The European community is trying to diversify an energy sector influenced heavily by Russia. The European market gets about a quarter of its gas needs met by Russia, though most of that runs through the Soviet-era gas transit network in Ukraine.
Russia's role in conflict in eastern Ukraine prompted Western powers to issue harsh sanctions against the Kremlin. Van Beurden said his company wasn't as vulnerable to those sanctions as other companies, but said the sanctions pressure had changed the game in terms of an investment perspective.
In Ukraine itself, the CEO said the company's shale acreage in the east of the country was close to the wreckage of Malaysia Airlines Flight 17, which was shot down in mid-July.

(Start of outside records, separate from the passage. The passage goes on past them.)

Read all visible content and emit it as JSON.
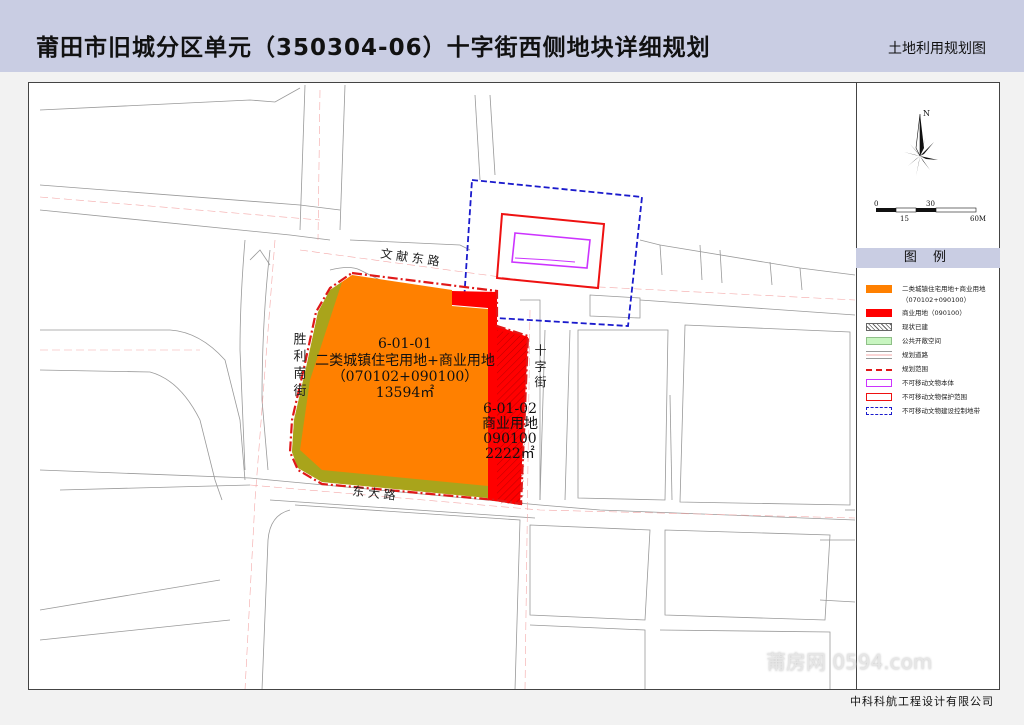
{
  "header": {
    "title": "莆田市旧城分区单元（350304-06）十字街西侧地块详细规划",
    "subtitle": "土地利用规划图"
  },
  "map": {
    "streets": {
      "wenxian": "文 献 东 路",
      "shengli": "胜 利 南 街",
      "dongda": "东 大 路",
      "shizi": "十 字 街"
    },
    "parcels": [
      {
        "code": "6-01-01",
        "use": "二类城镇住宅用地+商业用地",
        "use_code": "（070102+090100）",
        "area": "13594㎡",
        "color": "#ff8000"
      },
      {
        "code": "6-01-02",
        "use": "商业用地",
        "use_code": "090100",
        "area": "2222㎡",
        "color": "#ff0000"
      }
    ]
  },
  "compass": {
    "north": "N",
    "scale_labels": [
      "0",
      "15",
      "30",
      "60M"
    ]
  },
  "legend": {
    "title": "图 例",
    "items": [
      {
        "label": "二类城镇住宅用地+商业用地",
        "label2": "（070102+090100）",
        "swatch": "orange"
      },
      {
        "label": "商业用地（090100）",
        "swatch": "red"
      },
      {
        "label": "现状已建",
        "swatch": "hatch"
      },
      {
        "label": "公共开敞空间",
        "swatch": "green"
      },
      {
        "label": "规划道路",
        "swatch": "road"
      },
      {
        "label": "规划范围",
        "swatch": "boundary"
      },
      {
        "label": "不可移动文物本体",
        "swatch": "magenta"
      },
      {
        "label": "不可移动文物保护范围",
        "swatch": "redline"
      },
      {
        "label": "不可移动文物建设控制地带",
        "swatch": "bluedash"
      }
    ],
    "colors": {
      "orange": "#ff8000",
      "red": "#ff0000",
      "green": "#c8f5c0",
      "magenta": "#cc33ff",
      "blue": "#0000cc"
    }
  },
  "footer": {
    "company": "中科科航工程设计有限公司"
  },
  "watermark": {
    "text": "莆房网 0594.com"
  }
}
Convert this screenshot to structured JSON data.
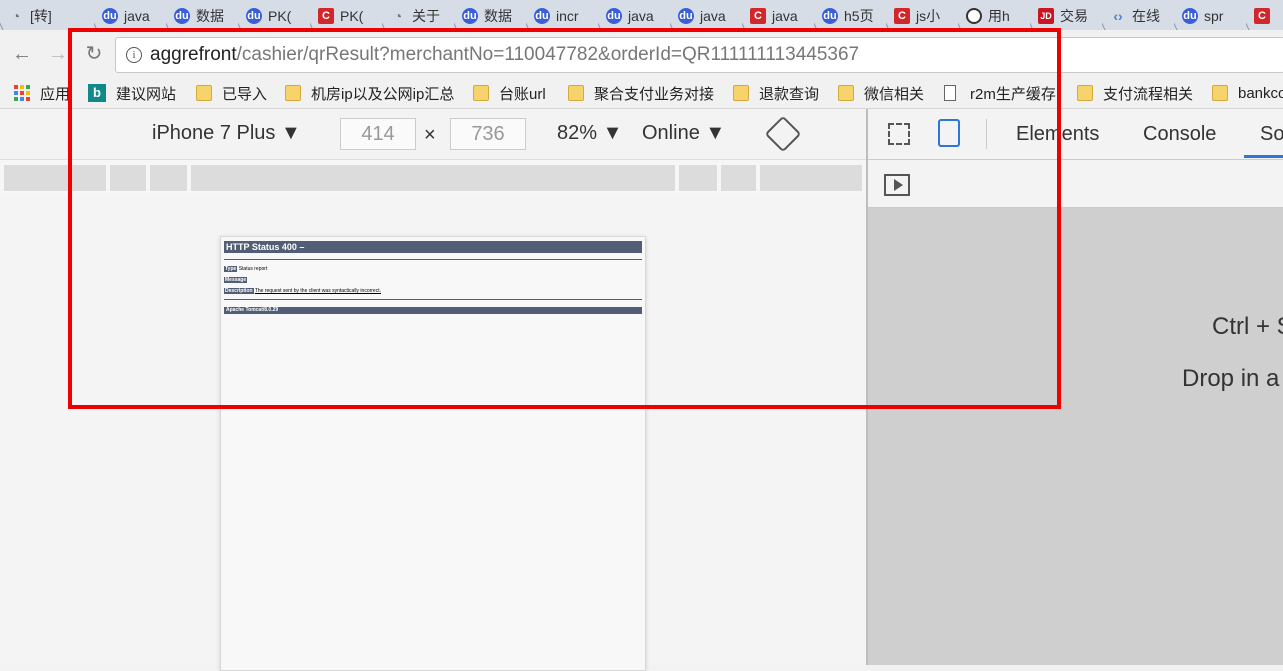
{
  "browser": {
    "tabs": [
      {
        "label": "[转]",
        "icon": "dot-icon"
      },
      {
        "label": "java",
        "icon": "baidu-icon"
      },
      {
        "label": "数据",
        "icon": "baidu-icon"
      },
      {
        "label": "PK(",
        "icon": "baidu-icon"
      },
      {
        "label": "PK(",
        "icon": "c-icon"
      },
      {
        "label": "关于",
        "icon": "dot-icon"
      },
      {
        "label": "数据",
        "icon": "baidu-icon"
      },
      {
        "label": "incr",
        "icon": "baidu-icon"
      },
      {
        "label": "java",
        "icon": "baidu-icon"
      },
      {
        "label": "java",
        "icon": "baidu-icon"
      },
      {
        "label": "java",
        "icon": "c-icon"
      },
      {
        "label": "h5页",
        "icon": "baidu-icon"
      },
      {
        "label": "js小",
        "icon": "c-icon"
      },
      {
        "label": "用h",
        "icon": "ring-icon"
      },
      {
        "label": "交易",
        "icon": "jd-icon"
      },
      {
        "label": "在线",
        "icon": "code-icon"
      },
      {
        "label": "spr",
        "icon": "baidu-icon"
      },
      {
        "label": "",
        "icon": "c-icon"
      }
    ],
    "url_host": "aggrefront",
    "url_path": "/cashier/qrResult?merchantNo=110047782&orderId=QR111111113445367",
    "bookmarks": [
      {
        "label": "应用",
        "icon": "apps-icon"
      },
      {
        "label": "建议网站",
        "icon": "bing-icon"
      },
      {
        "label": "已导入",
        "icon": "folder-icon"
      },
      {
        "label": "机房ip以及公网ip汇总",
        "icon": "folder-icon"
      },
      {
        "label": "台账url",
        "icon": "folder-icon"
      },
      {
        "label": "聚合支付业务对接",
        "icon": "folder-icon"
      },
      {
        "label": "退款查询",
        "icon": "folder-icon"
      },
      {
        "label": "微信相关",
        "icon": "folder-icon"
      },
      {
        "label": "r2m生产缓存",
        "icon": "page-icon"
      },
      {
        "label": "支付流程相关",
        "icon": "folder-icon"
      },
      {
        "label": "bankco",
        "icon": "folder-icon"
      }
    ]
  },
  "device_toolbar": {
    "device": "iPhone 7 Plus",
    "width": "414",
    "times": "×",
    "height": "736",
    "zoom": "82%",
    "throttle": "Online"
  },
  "page": {
    "title": "HTTP Status 400 –",
    "type_label": "Type",
    "type_value": "Status report",
    "message_label": "Message",
    "description_label": "Description",
    "description_value": "The request sent by the client was syntactically incorrect.",
    "footer": "Apache Tomcat/8.0.29"
  },
  "devtools": {
    "tabs": [
      "Elements",
      "Console",
      "So"
    ],
    "active_tab": "So",
    "hint_line1": "Ctrl + S",
    "hint_line2": "Drop in a"
  },
  "colors": {
    "highlight": "#ee0000",
    "tomcat_header": "#525d76",
    "devtools_accent": "#2d75d8"
  }
}
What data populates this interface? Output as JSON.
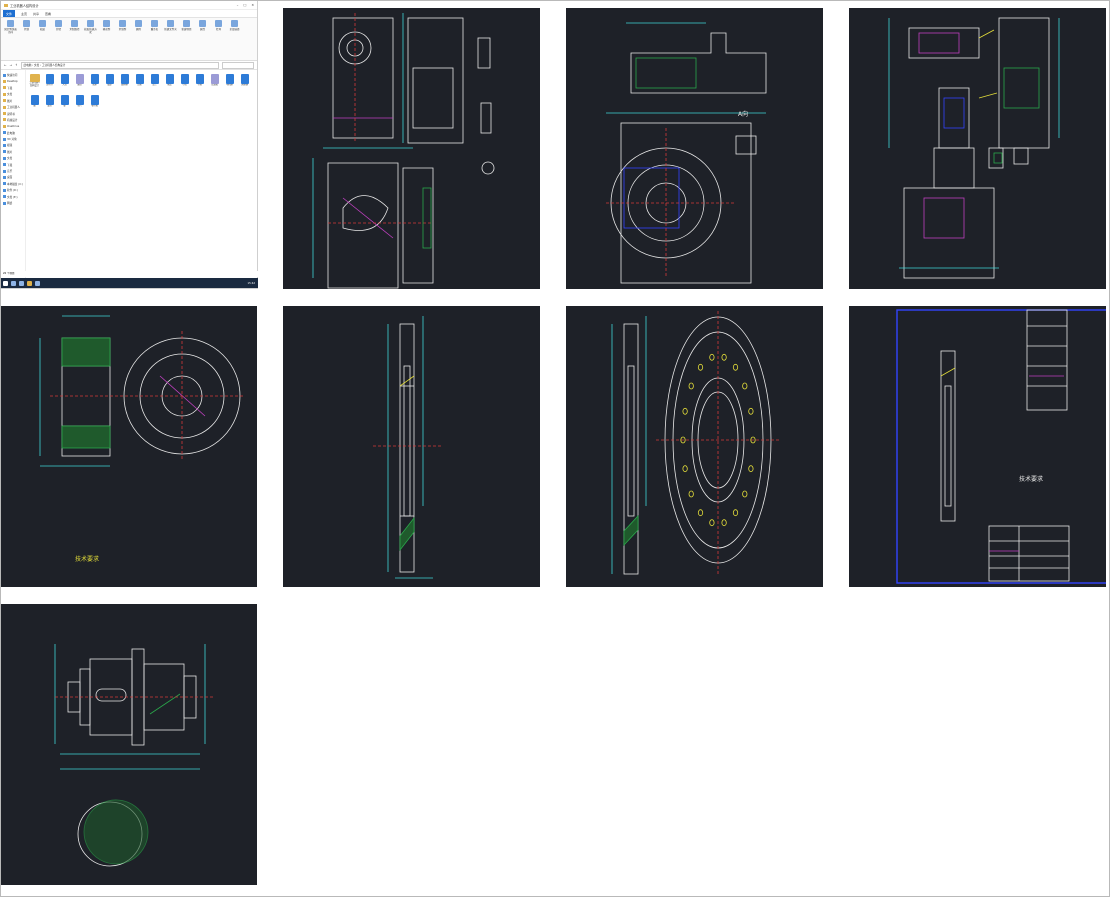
{
  "explorer": {
    "window_title": "工业机器人结构设计",
    "ribbon_tabs": [
      "文件",
      "主页",
      "共享",
      "查看"
    ],
    "ribbon_groups": [
      "固定到快速访问",
      "复制",
      "粘贴",
      "剪切",
      "复制路径",
      "粘贴快捷方式",
      "移动到",
      "复制到",
      "删除",
      "重命名",
      "新建文件夹",
      "新建项目",
      "属性",
      "打开",
      "全部选择"
    ],
    "address_path": "此电脑 › 文档 › 工业机器人结构设计",
    "nav_items": [
      "快速访问",
      "Desktop",
      "下载",
      "文档",
      "图片",
      "工业机器人",
      "说明书",
      "机械设计",
      "OneDrive",
      "此电脑",
      "3D 对象",
      "视频",
      "图片",
      "文档",
      "下载",
      "音乐",
      "桌面",
      "本地磁盘 (C:)",
      "软件 (D:)",
      "文档 (E:)",
      "网络"
    ],
    "files": [
      {
        "name": "工业机器人结构设计",
        "kind": "folder"
      },
      {
        "name": "说明书",
        "kind": "doc"
      },
      {
        "name": "大臂",
        "kind": "doc"
      },
      {
        "name": "图纸",
        "kind": "img"
      },
      {
        "name": "底座",
        "kind": "doc"
      },
      {
        "name": "腰部",
        "kind": "doc"
      },
      {
        "name": "轴承座",
        "kind": "doc"
      },
      {
        "name": "齿轮",
        "kind": "doc"
      },
      {
        "name": "法兰",
        "kind": "doc"
      },
      {
        "name": "端盖",
        "kind": "doc"
      },
      {
        "name": "小臂",
        "kind": "doc"
      },
      {
        "name": "手腕",
        "kind": "doc"
      },
      {
        "name": "总装图",
        "kind": "img"
      },
      {
        "name": "电机座",
        "kind": "doc"
      },
      {
        "name": "减速器",
        "kind": "doc"
      },
      {
        "name": "轴",
        "kind": "doc"
      },
      {
        "name": "套筒",
        "kind": "doc"
      },
      {
        "name": "键",
        "kind": "doc"
      },
      {
        "name": "垫片",
        "kind": "doc"
      },
      {
        "name": "零件图",
        "kind": "doc"
      }
    ],
    "status_text": "20 个项目",
    "clock": "15:42"
  },
  "drawings": [
    {
      "id": "housing",
      "title": ""
    },
    {
      "id": "flange",
      "title": "A向"
    },
    {
      "id": "assembly",
      "title": ""
    },
    {
      "id": "gear",
      "title": "技术要求"
    },
    {
      "id": "shaft_section",
      "title": ""
    },
    {
      "id": "ring",
      "title": ""
    },
    {
      "id": "titled",
      "title": "技术要求"
    },
    {
      "id": "stepped_shaft",
      "title": ""
    }
  ],
  "colors": {
    "cad_bg": "#1e2128",
    "cad_white": "#e8e8e8",
    "cad_cyan": "#3fd6d6",
    "cad_yellow": "#e3dd3a",
    "cad_green": "#2aa84a",
    "cad_red": "#d23a3a",
    "cad_magenta": "#c040c0",
    "cad_blue": "#3344ff"
  }
}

"The operation we had on unconventional exploration [in the area] is on hold," he said Thursday. "We have declared force majeure as we cannot continue operations there."
Force majeure releases a company from contractual obligations because of circumstances beyond its control.
Shell in January 2013 signed a 50-year production sharing contract to explore shale natural gas reserves in Ukraine. Kiev estimated Shell is targeting an area said to contain about 4 trillion cubic feet of shale natural gas.